Painel Inteligência Artificial: a tecnologia como aliada do Voluntariado Empresarial / Crédito da foto: CBVE / Divulgação

Em debate sobre a atuação das IA’s na área, participantes ressaltaram a importância do contato humano nas iniciativas e os benefícios da tecnologia para otimização do tempo

O Conselho Brasileiro de Voluntariado Empresarial (CBVE) realizou a primeira edição do Fórum Brasileiro de Voluntariado Empresarial, na Arena B3, em São Paulo (SP). Com o tema “O Impacto Humano do Voluntariado Empresarial na Era da Inteligência Artificial”, o evento foi apresentado pela jornalista Luana Campos e pelo diretor Executivo do CIEDS, Fábio Muller, e contou com a presença do público de diversas empresas ligadas à área do voluntariado empresarial.  

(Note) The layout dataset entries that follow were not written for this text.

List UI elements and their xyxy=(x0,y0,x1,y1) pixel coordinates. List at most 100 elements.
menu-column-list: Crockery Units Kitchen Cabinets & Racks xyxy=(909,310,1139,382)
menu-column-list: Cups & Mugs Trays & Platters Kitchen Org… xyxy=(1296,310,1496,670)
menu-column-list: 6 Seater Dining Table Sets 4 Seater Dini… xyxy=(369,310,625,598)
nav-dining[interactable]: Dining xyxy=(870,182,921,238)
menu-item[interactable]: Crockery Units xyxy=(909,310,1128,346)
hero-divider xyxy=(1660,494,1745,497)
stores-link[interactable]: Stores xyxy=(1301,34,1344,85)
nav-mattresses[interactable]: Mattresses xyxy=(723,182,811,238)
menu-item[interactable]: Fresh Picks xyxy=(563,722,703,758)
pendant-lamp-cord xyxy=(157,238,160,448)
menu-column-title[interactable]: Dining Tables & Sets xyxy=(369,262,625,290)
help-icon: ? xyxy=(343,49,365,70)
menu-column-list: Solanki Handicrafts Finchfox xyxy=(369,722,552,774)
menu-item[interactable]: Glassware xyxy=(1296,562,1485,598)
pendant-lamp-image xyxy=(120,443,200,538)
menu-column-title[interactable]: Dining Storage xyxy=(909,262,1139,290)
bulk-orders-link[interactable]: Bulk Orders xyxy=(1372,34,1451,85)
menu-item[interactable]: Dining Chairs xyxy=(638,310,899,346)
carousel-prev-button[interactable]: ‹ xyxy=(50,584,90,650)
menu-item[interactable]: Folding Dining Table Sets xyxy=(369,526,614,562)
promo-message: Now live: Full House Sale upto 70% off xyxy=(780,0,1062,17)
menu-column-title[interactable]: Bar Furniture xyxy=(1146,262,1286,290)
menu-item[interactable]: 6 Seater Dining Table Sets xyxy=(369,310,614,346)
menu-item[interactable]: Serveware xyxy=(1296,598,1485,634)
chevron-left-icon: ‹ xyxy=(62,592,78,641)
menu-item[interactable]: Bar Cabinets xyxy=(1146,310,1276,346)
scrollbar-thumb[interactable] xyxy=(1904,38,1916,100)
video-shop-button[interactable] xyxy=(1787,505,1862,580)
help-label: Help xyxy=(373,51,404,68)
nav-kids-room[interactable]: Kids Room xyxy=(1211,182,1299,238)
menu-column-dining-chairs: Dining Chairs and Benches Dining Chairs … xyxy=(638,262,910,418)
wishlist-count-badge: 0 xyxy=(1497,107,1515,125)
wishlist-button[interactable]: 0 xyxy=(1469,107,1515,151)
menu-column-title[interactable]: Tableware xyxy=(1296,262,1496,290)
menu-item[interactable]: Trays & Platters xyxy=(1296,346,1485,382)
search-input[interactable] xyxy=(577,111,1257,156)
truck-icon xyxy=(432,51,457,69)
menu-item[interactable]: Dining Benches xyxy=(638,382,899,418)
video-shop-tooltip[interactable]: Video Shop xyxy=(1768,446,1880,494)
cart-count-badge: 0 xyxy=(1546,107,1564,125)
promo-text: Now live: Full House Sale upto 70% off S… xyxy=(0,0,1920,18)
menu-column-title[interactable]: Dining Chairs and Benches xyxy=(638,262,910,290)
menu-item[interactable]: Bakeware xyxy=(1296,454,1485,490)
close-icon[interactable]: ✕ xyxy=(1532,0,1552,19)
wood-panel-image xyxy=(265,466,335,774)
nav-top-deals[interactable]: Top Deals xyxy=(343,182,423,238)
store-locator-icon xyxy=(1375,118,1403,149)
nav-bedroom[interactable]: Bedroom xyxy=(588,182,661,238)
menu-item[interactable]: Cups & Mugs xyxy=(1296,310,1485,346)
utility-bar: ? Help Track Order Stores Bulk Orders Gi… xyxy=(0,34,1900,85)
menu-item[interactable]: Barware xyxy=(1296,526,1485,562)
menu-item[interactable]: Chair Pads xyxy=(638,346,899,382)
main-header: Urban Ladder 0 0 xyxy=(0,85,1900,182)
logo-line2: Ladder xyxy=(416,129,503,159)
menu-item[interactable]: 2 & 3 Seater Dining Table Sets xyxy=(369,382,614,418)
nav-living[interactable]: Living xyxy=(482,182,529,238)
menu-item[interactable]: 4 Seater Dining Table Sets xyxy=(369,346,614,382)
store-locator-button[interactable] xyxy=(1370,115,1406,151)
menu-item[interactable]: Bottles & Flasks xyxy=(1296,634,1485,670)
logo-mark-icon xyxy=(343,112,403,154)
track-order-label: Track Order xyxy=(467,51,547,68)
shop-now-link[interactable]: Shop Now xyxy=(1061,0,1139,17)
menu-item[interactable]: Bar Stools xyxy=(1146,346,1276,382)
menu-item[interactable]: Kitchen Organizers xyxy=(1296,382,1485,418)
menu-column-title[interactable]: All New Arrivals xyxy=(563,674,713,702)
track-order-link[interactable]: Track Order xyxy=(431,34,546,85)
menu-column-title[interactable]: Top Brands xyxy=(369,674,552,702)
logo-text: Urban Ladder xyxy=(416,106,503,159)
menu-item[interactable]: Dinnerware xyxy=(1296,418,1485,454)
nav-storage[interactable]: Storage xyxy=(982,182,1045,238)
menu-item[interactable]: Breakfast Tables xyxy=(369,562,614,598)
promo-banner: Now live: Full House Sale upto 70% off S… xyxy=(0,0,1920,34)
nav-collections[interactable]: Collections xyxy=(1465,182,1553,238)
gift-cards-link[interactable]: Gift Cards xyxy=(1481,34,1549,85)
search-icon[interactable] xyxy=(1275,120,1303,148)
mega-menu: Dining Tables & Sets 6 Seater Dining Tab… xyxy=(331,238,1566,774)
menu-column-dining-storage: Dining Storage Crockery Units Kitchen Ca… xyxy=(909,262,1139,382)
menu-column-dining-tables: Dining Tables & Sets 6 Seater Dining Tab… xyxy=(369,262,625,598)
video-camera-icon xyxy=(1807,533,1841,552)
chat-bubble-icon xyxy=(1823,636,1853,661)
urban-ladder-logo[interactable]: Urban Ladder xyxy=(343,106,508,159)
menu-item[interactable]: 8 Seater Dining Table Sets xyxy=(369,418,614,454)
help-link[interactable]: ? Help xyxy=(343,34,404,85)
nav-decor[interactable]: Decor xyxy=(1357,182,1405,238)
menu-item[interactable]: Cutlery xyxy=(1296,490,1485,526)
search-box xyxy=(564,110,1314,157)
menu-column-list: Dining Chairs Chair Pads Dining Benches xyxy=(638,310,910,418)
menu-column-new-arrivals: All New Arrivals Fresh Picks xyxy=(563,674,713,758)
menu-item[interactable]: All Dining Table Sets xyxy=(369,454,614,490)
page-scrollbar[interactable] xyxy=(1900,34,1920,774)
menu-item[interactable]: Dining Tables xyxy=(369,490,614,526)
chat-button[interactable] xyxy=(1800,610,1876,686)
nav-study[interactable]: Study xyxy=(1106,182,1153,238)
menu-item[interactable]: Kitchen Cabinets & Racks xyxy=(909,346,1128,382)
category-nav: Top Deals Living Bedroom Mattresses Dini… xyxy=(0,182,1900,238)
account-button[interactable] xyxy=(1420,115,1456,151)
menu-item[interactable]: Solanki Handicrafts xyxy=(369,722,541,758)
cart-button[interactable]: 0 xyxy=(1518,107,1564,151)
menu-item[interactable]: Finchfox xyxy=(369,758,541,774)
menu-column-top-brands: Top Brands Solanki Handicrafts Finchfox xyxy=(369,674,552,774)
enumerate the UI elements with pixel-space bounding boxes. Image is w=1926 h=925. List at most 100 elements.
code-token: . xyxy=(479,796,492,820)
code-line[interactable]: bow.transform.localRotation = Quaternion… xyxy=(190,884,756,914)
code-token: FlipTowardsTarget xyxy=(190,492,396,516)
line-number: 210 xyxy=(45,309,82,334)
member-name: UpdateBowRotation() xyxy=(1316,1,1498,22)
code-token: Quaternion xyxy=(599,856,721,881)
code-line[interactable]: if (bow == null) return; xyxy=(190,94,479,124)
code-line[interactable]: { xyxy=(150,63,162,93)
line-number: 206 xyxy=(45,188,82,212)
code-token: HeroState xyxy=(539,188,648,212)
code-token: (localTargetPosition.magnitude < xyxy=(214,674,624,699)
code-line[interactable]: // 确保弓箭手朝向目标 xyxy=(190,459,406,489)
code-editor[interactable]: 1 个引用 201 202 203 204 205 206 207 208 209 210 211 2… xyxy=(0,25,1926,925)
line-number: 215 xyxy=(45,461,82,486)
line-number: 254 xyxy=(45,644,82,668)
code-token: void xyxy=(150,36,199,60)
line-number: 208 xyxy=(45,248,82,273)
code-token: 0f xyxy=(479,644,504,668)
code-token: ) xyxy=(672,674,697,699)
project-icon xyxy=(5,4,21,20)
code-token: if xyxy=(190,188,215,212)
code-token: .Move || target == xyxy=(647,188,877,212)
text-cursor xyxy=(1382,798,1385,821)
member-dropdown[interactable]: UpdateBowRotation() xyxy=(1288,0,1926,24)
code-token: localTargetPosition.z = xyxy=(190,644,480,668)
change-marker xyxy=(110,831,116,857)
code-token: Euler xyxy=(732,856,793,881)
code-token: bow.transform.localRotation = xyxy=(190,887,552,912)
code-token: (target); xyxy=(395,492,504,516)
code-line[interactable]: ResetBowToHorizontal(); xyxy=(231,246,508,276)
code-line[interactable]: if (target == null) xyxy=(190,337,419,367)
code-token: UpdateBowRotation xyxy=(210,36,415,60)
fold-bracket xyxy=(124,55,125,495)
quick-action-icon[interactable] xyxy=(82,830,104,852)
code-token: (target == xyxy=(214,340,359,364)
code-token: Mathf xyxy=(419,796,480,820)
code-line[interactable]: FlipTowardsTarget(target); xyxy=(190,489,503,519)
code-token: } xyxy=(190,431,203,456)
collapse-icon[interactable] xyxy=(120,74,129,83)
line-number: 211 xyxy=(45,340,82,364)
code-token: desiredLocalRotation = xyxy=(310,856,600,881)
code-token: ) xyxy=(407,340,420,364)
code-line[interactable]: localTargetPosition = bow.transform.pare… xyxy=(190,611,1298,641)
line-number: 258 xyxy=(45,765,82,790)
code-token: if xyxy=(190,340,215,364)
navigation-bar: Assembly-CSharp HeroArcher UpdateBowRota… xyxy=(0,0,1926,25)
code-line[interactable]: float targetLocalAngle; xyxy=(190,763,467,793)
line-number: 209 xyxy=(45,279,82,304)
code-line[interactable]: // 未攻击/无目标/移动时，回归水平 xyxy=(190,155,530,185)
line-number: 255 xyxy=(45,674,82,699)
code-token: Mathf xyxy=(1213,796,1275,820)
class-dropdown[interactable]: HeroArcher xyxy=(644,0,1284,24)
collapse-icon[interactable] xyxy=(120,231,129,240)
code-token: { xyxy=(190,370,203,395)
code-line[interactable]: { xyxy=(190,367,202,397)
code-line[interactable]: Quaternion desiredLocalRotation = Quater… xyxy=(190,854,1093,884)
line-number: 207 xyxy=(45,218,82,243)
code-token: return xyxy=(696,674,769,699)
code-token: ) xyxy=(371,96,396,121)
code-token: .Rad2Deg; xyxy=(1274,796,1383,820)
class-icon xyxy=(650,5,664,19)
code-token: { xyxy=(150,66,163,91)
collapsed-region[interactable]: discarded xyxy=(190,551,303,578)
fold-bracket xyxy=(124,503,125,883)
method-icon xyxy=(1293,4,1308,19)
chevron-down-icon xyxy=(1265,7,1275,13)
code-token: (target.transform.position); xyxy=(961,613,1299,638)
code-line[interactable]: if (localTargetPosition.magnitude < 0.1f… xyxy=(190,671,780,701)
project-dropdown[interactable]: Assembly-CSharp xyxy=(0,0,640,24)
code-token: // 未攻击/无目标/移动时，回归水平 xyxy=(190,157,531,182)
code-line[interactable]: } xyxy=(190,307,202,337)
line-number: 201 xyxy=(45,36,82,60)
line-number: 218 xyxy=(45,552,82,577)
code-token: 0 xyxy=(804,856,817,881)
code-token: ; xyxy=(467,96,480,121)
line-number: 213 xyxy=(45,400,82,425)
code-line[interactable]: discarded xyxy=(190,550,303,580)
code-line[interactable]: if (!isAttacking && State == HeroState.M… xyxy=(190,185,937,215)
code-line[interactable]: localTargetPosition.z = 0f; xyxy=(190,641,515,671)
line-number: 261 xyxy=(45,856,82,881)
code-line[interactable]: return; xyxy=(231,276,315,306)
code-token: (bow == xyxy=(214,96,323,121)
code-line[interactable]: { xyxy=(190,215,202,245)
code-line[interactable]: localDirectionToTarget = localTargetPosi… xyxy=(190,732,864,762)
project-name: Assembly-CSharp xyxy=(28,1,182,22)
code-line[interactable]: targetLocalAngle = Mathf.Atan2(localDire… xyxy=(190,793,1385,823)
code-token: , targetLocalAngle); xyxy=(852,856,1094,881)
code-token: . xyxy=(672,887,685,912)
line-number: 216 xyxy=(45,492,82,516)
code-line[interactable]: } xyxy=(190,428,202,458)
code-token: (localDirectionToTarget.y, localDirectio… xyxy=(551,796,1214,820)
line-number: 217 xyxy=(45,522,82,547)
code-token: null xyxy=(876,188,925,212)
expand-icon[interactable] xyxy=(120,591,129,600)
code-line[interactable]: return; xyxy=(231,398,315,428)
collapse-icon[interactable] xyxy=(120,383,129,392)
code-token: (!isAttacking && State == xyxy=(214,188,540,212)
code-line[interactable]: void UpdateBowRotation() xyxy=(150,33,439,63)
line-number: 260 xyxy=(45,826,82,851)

Na abertura, subiram ao palco Alessandra Mondenini,  gerente de Projetos Sociais da Fundação Telefônica Vivo e Porta-Voz CBVE;  Renata Salomé, coordenadora B3 Social; e José Cláudio Barros, diretor de Programas e Projetos do CIEDS, que comentou sobre os resultados do avanço do voluntariado corporativo no País: “Cada vez mais vemos o voluntariado se afastando do caritativo para ser um impacto transformador de diferença, e o CBVE vem contribuindo para esse avanço. É assim, que estamos criando maiores vínculos éticos, humanos e comunitários”, disse.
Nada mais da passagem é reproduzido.